Kubernetes CI/CD pipeline

9/4/2017

My company has decided to transition to a micro/service based architecture.

We have been doing a bunch of research for the last couple of months on exactly what the architecture of this thing is going to look like.

So far, we've settled on:

  • Dotnet core for service development (although being language agnostic is somewhat of an end goal)

  • Kafka for message brokering

  • Docker

  • Kubernetes

  • Ansible

We have a pretty basic proof of concept working, which seems to have ticked all the right boxes with the management team, and is an absolute joy to work with.

My next task is to investigate options for how the development workflow is actually going to work. They are already used to working in a CI/CD manner, with some of their newer products using Jenkins/Octopus Deploy.

My question is: Do any of you have any firm recommendations for setting up a CI/CD pipeline when deploying to a Kubernetes cluster?

A list of must haves is:

  • Multiple environments i.e. Integration, Test, UAT, Staging, Production.

  • A means through which different business units can uniquely handle deployments to different environments (development can only push to integration, tester into test, etc). This one is probably their biggest ask - they are used to working with Octopus, and they love the way it handles this.

  • The ability to roll back / deploy at the click of a button (or with as few steps as possible).

We would be deploying to our own servers initially.

I've spent the past couple of days looking in to options, of which there are many.

So far, Jenkins Pipeline seems like it could be a great start. Spinnakar also seems like a solid choice. I did read a bit into Fabric8, and while it offers much of what I'm asking, it seems a bit like overkill.

-- Ryan Harvey
continuous-delivery
continuous-integration
kubernetes

2 Answers

9/4/2017

If you want to use Jenkins, Pipelines are indeed the way to go. Our setup does pretty much what you want, so let me explain how we set it up.

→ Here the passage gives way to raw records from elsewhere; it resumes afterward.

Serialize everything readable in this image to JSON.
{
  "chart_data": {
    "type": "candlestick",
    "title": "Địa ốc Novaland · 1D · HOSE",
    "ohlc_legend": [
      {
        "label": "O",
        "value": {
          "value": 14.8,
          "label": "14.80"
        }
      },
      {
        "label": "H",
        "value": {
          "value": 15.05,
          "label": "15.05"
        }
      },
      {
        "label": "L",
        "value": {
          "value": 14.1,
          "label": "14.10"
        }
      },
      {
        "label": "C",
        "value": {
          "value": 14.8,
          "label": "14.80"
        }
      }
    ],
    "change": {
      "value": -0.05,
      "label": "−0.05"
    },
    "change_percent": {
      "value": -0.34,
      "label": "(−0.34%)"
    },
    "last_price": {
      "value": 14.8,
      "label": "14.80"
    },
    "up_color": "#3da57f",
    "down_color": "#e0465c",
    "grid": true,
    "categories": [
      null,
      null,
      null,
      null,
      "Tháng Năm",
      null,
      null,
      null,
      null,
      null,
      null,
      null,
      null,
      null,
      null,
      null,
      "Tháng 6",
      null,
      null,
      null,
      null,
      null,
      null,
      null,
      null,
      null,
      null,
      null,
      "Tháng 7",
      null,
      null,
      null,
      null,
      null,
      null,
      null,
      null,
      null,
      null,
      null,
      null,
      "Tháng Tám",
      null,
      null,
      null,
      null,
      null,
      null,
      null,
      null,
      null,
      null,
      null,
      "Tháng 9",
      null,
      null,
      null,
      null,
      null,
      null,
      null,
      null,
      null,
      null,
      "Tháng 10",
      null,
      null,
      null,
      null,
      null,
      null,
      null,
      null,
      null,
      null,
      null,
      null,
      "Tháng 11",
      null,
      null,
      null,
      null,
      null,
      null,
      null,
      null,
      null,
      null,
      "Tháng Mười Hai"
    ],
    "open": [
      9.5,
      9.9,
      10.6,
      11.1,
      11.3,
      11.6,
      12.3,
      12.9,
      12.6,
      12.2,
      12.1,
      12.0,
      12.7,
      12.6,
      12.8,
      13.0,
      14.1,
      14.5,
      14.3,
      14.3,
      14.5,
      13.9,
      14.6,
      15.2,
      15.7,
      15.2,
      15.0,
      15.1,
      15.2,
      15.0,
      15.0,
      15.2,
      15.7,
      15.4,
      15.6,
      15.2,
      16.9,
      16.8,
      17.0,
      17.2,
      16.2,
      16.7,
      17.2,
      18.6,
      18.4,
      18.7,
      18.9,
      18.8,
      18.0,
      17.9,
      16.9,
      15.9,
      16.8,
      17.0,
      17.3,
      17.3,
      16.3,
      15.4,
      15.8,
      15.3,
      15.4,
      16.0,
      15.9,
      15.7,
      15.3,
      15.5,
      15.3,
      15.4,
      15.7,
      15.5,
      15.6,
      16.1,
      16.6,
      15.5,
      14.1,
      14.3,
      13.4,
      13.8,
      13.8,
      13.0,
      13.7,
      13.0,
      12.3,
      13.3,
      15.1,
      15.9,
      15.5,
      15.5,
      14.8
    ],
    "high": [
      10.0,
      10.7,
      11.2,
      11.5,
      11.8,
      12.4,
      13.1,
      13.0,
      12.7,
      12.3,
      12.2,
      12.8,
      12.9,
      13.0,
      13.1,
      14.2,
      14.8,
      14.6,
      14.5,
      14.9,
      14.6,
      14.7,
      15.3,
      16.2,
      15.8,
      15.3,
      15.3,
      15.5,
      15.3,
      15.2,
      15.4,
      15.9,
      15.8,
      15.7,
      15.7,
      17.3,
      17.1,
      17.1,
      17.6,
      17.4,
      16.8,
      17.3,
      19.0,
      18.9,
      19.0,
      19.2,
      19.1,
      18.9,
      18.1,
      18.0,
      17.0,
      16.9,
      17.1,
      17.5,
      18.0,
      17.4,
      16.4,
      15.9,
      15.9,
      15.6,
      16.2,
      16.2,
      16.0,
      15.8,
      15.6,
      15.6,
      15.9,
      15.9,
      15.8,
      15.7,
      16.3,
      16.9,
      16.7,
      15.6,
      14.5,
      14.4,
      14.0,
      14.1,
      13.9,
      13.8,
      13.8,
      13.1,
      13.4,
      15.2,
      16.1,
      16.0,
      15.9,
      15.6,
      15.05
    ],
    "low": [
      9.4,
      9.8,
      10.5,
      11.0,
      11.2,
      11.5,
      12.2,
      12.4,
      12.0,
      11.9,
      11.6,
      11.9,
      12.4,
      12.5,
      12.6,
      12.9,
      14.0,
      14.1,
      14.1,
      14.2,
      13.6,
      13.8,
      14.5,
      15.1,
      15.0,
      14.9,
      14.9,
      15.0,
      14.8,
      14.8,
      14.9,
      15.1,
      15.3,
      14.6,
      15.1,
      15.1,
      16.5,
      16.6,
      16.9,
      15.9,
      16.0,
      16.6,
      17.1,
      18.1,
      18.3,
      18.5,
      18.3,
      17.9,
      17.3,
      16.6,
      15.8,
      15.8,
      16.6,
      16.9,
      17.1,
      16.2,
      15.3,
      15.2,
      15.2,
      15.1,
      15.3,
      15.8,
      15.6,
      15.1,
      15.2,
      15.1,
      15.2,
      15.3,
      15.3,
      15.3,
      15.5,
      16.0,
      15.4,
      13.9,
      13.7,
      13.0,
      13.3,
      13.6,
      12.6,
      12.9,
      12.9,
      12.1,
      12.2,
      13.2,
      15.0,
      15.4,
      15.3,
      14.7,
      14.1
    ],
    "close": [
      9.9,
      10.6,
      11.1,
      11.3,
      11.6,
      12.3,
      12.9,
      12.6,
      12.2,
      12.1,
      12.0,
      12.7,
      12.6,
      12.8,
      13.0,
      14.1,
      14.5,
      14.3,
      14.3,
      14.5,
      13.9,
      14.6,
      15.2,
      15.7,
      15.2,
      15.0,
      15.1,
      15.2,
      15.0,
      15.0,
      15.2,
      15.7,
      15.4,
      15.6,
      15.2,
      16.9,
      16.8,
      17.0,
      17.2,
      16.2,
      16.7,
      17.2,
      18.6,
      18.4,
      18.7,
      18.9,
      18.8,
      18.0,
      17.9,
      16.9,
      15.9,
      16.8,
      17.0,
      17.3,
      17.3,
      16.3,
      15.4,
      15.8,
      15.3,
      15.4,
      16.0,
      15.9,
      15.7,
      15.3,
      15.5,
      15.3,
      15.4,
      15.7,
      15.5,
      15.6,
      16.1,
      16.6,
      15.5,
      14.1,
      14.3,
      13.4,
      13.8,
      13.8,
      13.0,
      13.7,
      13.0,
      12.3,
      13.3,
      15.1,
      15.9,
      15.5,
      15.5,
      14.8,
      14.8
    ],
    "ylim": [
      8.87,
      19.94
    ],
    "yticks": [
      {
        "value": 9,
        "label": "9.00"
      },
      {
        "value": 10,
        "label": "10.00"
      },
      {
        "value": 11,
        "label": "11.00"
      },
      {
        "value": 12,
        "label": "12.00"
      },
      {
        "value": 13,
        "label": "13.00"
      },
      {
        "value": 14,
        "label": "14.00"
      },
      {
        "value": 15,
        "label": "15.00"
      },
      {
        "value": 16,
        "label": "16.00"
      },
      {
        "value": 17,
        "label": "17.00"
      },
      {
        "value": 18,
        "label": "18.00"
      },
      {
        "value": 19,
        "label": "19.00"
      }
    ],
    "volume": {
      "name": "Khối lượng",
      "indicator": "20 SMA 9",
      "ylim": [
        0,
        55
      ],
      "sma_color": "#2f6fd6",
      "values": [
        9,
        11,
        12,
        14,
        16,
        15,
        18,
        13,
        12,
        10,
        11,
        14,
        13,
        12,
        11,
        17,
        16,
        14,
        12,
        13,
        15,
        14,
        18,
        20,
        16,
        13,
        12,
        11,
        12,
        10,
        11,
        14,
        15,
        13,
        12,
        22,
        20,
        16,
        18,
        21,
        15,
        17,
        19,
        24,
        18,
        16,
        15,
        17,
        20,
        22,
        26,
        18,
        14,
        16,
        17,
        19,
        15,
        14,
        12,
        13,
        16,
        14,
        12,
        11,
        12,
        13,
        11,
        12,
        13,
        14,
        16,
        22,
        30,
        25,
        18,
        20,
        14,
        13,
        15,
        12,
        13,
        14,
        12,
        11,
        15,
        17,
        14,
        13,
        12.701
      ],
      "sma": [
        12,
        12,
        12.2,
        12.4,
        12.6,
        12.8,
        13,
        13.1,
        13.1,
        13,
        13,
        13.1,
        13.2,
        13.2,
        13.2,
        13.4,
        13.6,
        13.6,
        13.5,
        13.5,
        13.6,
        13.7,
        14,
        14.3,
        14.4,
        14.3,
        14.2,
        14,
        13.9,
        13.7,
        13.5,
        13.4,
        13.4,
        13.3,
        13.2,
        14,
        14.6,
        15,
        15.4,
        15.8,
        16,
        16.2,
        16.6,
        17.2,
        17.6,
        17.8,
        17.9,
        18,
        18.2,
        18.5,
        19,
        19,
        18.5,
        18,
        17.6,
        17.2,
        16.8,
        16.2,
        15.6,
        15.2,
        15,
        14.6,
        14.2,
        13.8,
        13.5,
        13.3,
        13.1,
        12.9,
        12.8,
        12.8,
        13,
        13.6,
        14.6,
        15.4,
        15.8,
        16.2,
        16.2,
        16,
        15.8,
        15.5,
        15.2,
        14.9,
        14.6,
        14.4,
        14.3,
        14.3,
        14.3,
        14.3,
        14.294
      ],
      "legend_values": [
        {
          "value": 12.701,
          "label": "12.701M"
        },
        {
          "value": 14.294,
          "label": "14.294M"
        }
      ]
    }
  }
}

We use a Jenkins agent that has docker and kubectl installed. This agent first builds the docker container and pushes it to our docker registry. It will then call kubectl in various stages to deploy to our testing, acceptance and production clusters.

Different business units: in a Pipeline you can use an input step to ask whether the Pipeline should proceed or not. You can specify who may press the button, so this is how you could solve the deployment to different clusters. (Ideally, when you get to CD, people will realize that pressing the button several times per day is silly and they'll just automate the entire deployment.)

Rollback: we rely on Kubernetes's rollback system for this.

Credentials: we provision the different Kubernetes credentials using Ansible directly to this Jenkins agent.

To reduce code duplication, we introduced a shared Jenkins Pipeline library, so each (micro)service talks to all Kubernetes clusters in a standardized way.

Note that we use plain Jenkins, Docker and Kubernetes. There is likely tons of software to further ease this process, so let's leave that open for other answers.

-- Joep Weijers
Source: StackOverflow

5/22/2018

We're working on an open source project called Jenkins X which is a proposed sub project of the Jenkins foundation aimed at automating CI/CD on Kubernetes using Jenkins pipelines and GitOps for promotion across environments.

If you want to see how to automate CI/CD with multiple environments on Kubernetes using GitOps for promotion between environments and Preview Environments on Pull Requests you might wanna check out my recent talk on Jenkins X at DevOxx UK where I do a live demo of this on GKE.